23. Nada del capitán Troutbeck. Calma muerta, asimismo ballena muerta. Los pasajeros habiéndose vuelto prepósteros de varias maneras, el sr. Martin, el oficial jefe, tenía a tres de los cabecillas atados y terminados en la soga. Él pensó que era aconsejable asimismo azotar a un igual número de la tripulación, a manera de ser imparcial.
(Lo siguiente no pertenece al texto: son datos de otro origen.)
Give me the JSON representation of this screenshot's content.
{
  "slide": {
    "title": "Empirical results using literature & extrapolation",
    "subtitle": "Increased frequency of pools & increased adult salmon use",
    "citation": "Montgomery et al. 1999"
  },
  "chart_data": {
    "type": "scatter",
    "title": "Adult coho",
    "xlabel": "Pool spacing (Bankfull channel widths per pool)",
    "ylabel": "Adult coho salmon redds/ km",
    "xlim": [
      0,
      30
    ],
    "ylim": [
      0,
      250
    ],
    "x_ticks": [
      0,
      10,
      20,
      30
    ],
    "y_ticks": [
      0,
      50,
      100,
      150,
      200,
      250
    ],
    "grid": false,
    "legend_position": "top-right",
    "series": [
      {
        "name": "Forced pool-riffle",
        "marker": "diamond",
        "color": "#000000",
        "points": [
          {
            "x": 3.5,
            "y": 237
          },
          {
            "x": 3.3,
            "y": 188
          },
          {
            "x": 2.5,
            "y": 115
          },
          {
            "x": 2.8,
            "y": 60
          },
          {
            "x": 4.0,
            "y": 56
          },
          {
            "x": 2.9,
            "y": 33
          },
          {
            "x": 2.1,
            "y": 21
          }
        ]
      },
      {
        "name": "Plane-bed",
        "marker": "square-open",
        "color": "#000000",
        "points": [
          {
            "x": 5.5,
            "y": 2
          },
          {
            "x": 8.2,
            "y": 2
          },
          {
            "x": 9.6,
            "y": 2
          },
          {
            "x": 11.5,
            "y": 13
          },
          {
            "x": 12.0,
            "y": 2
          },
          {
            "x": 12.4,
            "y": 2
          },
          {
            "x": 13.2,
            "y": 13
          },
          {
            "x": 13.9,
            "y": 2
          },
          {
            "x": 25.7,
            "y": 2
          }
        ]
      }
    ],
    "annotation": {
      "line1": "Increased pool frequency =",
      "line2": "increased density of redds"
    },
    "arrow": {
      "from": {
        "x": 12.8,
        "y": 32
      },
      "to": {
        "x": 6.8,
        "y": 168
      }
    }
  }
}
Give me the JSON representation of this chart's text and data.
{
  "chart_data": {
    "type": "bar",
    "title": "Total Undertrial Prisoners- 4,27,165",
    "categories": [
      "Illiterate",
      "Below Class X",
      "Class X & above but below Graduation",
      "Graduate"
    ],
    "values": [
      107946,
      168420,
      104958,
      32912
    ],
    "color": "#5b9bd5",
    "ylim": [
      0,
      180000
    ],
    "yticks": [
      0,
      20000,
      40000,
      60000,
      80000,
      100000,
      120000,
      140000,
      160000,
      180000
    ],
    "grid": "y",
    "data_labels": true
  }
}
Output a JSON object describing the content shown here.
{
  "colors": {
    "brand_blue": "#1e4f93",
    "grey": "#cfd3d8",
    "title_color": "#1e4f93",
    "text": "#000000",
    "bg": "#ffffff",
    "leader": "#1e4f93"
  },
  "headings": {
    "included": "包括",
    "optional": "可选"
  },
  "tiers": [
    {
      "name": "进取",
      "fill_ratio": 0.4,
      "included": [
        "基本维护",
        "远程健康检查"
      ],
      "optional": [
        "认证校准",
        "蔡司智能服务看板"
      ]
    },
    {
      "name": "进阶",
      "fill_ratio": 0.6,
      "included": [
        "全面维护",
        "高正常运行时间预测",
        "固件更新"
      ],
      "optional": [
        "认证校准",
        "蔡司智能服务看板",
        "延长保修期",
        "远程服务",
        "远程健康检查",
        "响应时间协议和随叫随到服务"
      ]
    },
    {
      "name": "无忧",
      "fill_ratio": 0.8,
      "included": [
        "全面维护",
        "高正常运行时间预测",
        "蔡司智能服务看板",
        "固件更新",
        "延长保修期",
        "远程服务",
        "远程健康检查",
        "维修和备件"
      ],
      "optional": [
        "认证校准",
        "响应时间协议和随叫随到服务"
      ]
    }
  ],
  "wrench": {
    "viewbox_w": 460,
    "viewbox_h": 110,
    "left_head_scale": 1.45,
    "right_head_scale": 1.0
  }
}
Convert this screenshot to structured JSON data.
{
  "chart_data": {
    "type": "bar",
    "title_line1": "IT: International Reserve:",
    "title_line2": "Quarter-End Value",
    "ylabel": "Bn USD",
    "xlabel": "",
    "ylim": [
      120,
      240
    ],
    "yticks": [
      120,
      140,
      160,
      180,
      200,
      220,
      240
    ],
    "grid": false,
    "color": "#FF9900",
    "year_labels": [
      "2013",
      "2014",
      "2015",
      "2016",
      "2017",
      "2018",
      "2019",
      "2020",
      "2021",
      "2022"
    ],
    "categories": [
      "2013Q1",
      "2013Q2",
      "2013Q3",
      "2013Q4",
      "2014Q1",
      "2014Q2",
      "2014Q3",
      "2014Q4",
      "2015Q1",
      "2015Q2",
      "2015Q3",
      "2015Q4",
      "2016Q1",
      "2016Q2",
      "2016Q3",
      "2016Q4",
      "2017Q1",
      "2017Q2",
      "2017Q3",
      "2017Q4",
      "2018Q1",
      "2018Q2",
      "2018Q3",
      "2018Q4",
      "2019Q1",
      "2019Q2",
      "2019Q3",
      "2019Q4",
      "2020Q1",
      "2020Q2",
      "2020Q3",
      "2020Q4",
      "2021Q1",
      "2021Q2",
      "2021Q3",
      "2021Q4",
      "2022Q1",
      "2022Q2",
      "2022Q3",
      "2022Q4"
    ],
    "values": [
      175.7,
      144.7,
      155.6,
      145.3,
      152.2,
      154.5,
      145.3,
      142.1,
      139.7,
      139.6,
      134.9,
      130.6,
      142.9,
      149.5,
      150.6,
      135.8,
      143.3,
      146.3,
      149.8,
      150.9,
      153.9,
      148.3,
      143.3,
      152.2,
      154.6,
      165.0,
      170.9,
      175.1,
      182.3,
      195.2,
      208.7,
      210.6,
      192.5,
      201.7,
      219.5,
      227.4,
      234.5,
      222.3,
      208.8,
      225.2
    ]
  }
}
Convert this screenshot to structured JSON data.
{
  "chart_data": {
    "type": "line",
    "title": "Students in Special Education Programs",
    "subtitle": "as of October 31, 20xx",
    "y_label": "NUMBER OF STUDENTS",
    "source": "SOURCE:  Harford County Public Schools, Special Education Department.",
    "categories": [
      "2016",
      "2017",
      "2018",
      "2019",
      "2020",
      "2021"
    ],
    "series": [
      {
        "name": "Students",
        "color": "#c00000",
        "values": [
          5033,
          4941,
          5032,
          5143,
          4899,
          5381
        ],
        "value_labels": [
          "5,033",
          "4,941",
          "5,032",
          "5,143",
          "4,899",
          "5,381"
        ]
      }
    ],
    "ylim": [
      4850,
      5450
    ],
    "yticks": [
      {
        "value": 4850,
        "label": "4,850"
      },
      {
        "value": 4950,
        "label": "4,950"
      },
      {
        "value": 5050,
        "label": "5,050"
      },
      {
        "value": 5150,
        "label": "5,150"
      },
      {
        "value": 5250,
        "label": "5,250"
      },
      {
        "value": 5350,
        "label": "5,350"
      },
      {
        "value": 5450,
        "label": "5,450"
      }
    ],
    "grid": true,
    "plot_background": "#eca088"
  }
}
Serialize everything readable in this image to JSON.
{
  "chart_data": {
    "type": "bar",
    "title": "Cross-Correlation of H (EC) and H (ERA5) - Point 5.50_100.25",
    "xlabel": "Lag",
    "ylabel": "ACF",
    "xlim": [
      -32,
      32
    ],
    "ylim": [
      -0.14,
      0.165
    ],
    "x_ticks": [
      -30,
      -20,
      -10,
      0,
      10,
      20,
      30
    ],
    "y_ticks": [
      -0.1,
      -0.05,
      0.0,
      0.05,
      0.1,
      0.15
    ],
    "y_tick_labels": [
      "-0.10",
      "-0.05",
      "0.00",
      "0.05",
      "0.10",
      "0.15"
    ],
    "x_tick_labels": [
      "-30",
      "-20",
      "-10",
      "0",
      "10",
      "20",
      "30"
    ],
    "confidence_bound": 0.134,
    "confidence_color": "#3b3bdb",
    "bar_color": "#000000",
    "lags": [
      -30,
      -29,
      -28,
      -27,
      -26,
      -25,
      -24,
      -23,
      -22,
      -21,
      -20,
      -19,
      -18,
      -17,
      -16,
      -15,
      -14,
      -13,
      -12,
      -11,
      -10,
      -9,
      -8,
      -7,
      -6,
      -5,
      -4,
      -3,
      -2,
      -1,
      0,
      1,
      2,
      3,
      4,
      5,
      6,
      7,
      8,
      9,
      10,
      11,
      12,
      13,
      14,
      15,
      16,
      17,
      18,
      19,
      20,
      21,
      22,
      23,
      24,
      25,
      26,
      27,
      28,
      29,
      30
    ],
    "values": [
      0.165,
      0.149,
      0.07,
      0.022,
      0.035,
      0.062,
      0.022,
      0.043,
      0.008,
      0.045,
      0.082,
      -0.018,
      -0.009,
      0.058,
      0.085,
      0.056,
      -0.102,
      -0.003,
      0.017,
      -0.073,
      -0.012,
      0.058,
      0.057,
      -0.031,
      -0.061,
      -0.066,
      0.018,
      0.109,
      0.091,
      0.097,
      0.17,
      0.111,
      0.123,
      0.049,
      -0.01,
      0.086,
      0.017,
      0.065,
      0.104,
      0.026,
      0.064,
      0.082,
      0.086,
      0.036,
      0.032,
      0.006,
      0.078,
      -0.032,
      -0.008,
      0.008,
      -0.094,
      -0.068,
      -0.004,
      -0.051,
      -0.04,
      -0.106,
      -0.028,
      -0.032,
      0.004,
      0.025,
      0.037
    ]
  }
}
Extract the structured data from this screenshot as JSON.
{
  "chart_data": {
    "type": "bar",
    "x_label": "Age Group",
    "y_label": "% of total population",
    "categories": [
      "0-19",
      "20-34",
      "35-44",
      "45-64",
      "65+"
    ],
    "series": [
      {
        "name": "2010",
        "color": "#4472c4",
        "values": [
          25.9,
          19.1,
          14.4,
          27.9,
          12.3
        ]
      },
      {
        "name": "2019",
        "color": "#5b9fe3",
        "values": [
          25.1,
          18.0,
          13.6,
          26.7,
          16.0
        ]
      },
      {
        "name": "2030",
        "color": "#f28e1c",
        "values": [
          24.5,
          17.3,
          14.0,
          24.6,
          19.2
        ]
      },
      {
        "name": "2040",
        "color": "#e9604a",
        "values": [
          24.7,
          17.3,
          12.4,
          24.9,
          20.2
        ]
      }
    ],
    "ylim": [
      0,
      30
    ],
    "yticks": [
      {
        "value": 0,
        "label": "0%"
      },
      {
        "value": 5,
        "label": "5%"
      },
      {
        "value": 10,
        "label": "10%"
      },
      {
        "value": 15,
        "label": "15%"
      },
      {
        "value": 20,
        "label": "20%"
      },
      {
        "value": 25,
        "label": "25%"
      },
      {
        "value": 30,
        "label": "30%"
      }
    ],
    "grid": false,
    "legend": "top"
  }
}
Tiempo ridículo.”
24. El capitán aún prefiere parar lejos, y no telegrafiar. El capitán de la cofa de trinquete -no hay ninguna cofa de trinquete ahora-, fue puesto en los hierros hoy en día por el sr. Martin, por comer salchicha fría mientras estaba de vigía. El sr. Martin ha azotado al camarero, quien había descuidado la piedra sagrada de la bitácora y pintado los postigos de correr. El camarero es un buen tipo lo mismo. Tiempo inicuo."
25. No puedo pensar en cualquier cosa haya sido del capitán Troutbeck. Se debe estar poniendo hambriento para este tiempo, pues aunque tiene su aparejo de pesca con él, no tiene carnada. El sr. Martin inspeccionó las entradas de este libro hoy en día. Él es el oficial más excelente y humano. Tiempo inexcusable.”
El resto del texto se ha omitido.